Хонайн, безусловно, знал и посему немую паузу в ответ почел за благо.

«Она была дочерью разбойника и соучастницей подвигов отца. Вот радость жизни! — продолжила принцесса, — И я разбойница по крови. Хонайн, ты астролог, предскажи мне будущее.»

«Когда-то я предсказал твое рождение, и звезду твою назвал кометой.»

«Я хочу событий, беспорядка, огня и блеска! Впрочем, нет, не кометой, а звездой желаю быть. Звездой свободной и прекрасной плыть по небу. Ах, Хонайн! Гляди-ка, я не удержала газель, она ест мои розы!»

Алрой бросился вперед, ухватил лакомку и вернул ее хозяйке. Хонайн встревожился, но напрасно. Принцесса одарила мнимого раба благосклонным взглядом.

«Какие чудные глаза у бедного зверька!» — воскликнула принцесса!
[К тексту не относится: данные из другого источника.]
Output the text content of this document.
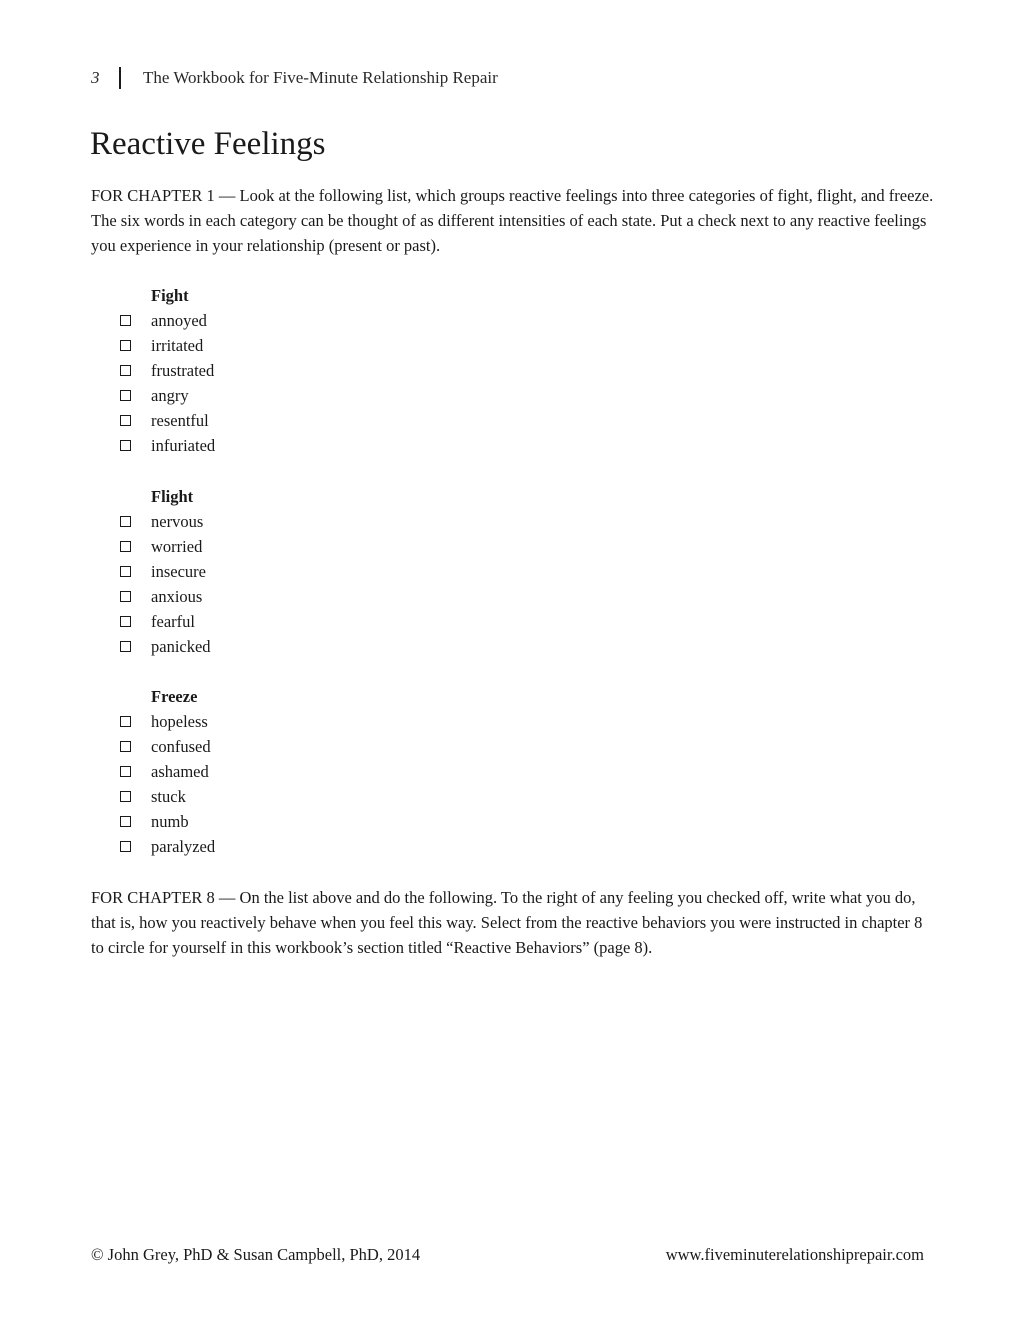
3	The Workbook for Five-Minute Relationship Repair
Reactive Feelings

FOR CHAPTER 1 — Look at the following list, which groups reactive feelings into three categories of fight, flight, and freeze. The six words in each category can be thought of as different intensities of each state. Put a check next to any reactive feelings you experience in your relationship (present or past).

Fight
annoyed
irritated
frustrated
angry
resentful
infuriated
Flight
nervous
worried
insecure
anxious
fearful
panicked
Freeze
hopeless
confused
ashamed
stuck
numb
paralyzed

FOR CHAPTER 8 — On the list above and do the following. To the right of any feeling you checked off, write what you do, that is, how you reactively behave when you feel this way. Select from the reactive behaviors you were instructed in chapter 8 to circle for yourself in this workbook’s section titled “Reactive Behaviors” (page 8).

© John Grey, PhD & Susan Campbell, PhD, 2014	www.fiveminuterelationshiprepair.com
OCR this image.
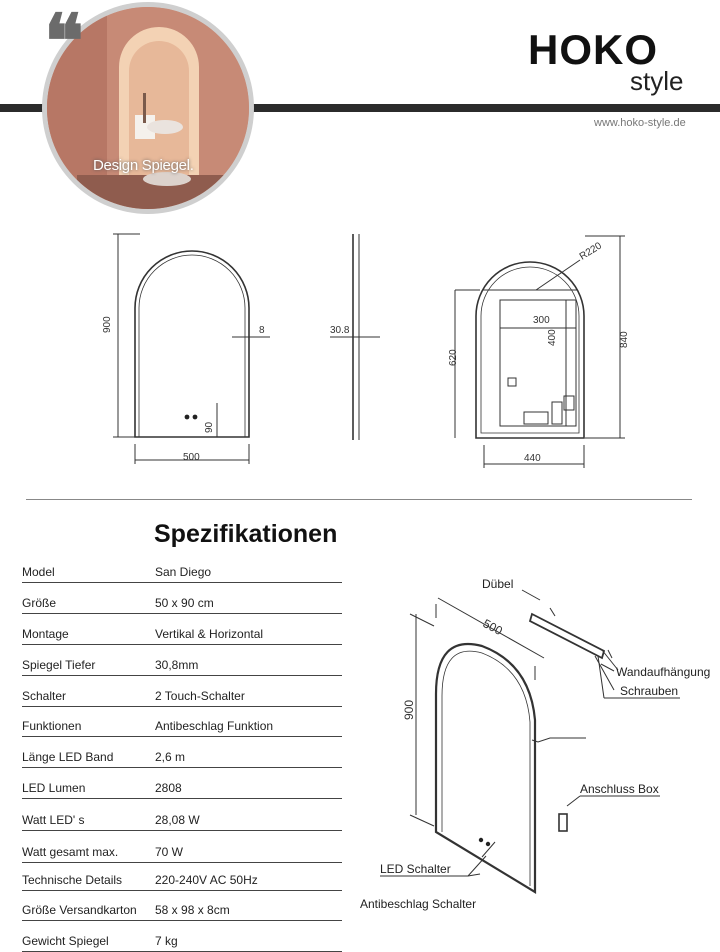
Design Spiegel.
❝	HOKO
style
www.hoko-style.de
900
500
8
90
30.8
R220
300
400
620
840
440
Spezifikationen
Model	San Diego
Größe	50 x 90 cm
Montage	Vertikal & Horizontal
Spiegel Tiefer	30,8mm
Schalter	2 Touch-Schalter
Funktionen	Antibeschlag Funktion
Länge LED Band	2,6 m
LED Lumen	2808
Watt LED' s	28,08 W
Watt gesamt max.	70 W
Technische Details	220-240V AC 50Hz
Größe Versandkarton 58 x 98 x 8cm
Gewicht Spiegel	7 kg
900
500
Dübel
Wandaufhängung
Schrauben
Anschluss Box
LED Schalter
Antibeschlag Schalter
«У газели?» — уточнил Хонайн.

«У твоего раба! Он покраснел. Не будь он глух, как нем, я бы подумала, он слышал меня!»

«Он смущен собственной смелостью, оттого, что скромен», — вновь встревожившись, возразил Хонайн.

«Мне нравится скромность. Она заслуживает похвалы. Как по-твоему, я скромна?»

«Разумеется.»

«И заслуживаю похвалы?»

«Весьма.»

«Я презираю заслуживающих похвалу. Тупицы!»

«Пожалуй.»

«Скучнейшая компания.»

«Верно.»

«Ни живинки, ни стоящего скандала не дождаться.»

«Ни того ни другого.»

«Я взяла себе за правило держать только рабов уродов.»

«Разумное правило.»

«Хонайн, когда станешь возражать мне? Ведь ты отлично знаешь, мои рабы — самые красивые рабы в мире!»

«Все это знают.»

«Дорогой Хонайн, по твоим словам, правота коих для меня несомненна, последнее приобретение твое воистину удачно. И вот я подумала…»

«О, я отлично понимаю! Нет для меня большей чести, чем потрафить прекрасной принцессе, сделав мое приобретение ее достоянием. Да вот, заковыка — никак не уладить дело с одним важным черкесом…»

«Оставь это мне!»

«Превосходно! Наберемся терпения, и пусть дела вершатся по порядку. Зато, когда царь Хорезма прибудет в Багдад, принцесса сумеет предложить ему чудесный дар.»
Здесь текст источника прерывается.